Jessica told him once that if he brought more gear, like she did, he’d be warmer and then maybe he’d like it more.
    She’s ahead of him, and he can see her below him on the trail.
She’s beautiful.
He can’t see her face but he can see her hair, red and curly underneath her blue helmet, her blue ski pants, blue jacket.
She skis faster than some of the little kids but always lets them go first anyways, because she knows how much they love that.
    Kyle tries to call to her, but she can’t hear him over the kids’ yelling and the wind on the mountain.
It’s cold and he can see all of the trees below, and almost the lodge, but not quite because it’s so far down.
There’s a string on the inside of his right glove that he can feel loosening, and he tries to pull it but it won’t come out.

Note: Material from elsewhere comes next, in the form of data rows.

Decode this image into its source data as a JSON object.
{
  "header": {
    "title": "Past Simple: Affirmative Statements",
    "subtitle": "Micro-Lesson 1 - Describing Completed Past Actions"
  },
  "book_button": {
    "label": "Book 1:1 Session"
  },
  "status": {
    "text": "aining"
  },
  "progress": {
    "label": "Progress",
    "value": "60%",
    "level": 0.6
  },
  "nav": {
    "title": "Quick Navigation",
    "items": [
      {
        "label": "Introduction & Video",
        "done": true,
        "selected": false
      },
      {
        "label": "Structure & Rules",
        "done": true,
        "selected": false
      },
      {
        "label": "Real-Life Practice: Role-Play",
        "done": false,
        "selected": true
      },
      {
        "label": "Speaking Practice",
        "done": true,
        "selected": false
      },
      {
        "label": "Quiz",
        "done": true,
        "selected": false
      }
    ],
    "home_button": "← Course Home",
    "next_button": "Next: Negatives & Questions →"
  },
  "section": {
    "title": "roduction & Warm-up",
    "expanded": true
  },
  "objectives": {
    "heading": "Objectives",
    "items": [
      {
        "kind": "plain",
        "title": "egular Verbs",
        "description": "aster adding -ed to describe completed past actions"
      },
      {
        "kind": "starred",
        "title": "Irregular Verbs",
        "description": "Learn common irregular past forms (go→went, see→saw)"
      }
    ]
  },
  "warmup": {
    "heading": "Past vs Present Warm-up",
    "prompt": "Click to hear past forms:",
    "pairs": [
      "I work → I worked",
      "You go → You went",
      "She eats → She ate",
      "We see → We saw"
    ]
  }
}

He fiddles with it, twirling it around in a tiny knot inside his glove’s fingertips, back and forth, feeling the smooth strong crease of the string against his fingers.
    “Jessica,” he yells again, but she still doesn’t hear him.
She waves him on, waiting for him halfway down the mountain, after the fork in the paths.
This fork is why people come to this mountain; you can ski down one way with one person and one way with the other, but all of the forks end up in the same place at the bottom of the hill.
She’s chosen the middle one, like she always does, because it’s the easiest for Kyle.
    He thinks about what would happen if a snow groomer plowed into her, right in front of him, as she waved him down.
    He tries not to think about what would happen, but he can’t.
He gets hot beneath his ski jacket and begins to get dizzy, fuzzy, and he knows he needs to tell her, has to tell her what he’s thinking because what if he doesn’t tell her, and then she feels the same about him, but if he chooses to tell her, and after hearing, she feels differently?
It’s not fair to her to have to love most of him and not know the other horrible parts of him, those thoughts that come into his head and he can’t seem to shake.
    Jessica’s hat is a lighter blue than her ski coat, and she stands out against the white of the mountain and the myriad of red and black ski coats darting past her.
She tilts her head a little bit, gesturing harder this time, come down, I’m waiting.
    All he can picture is her own scene from Final Destination, or Thelma and Louise, or The Shining, Jessica dying in a million different ways right in front of him on the ski slope, trapped in coldness and ski gear and snow, wet and freezing beneath his fingers.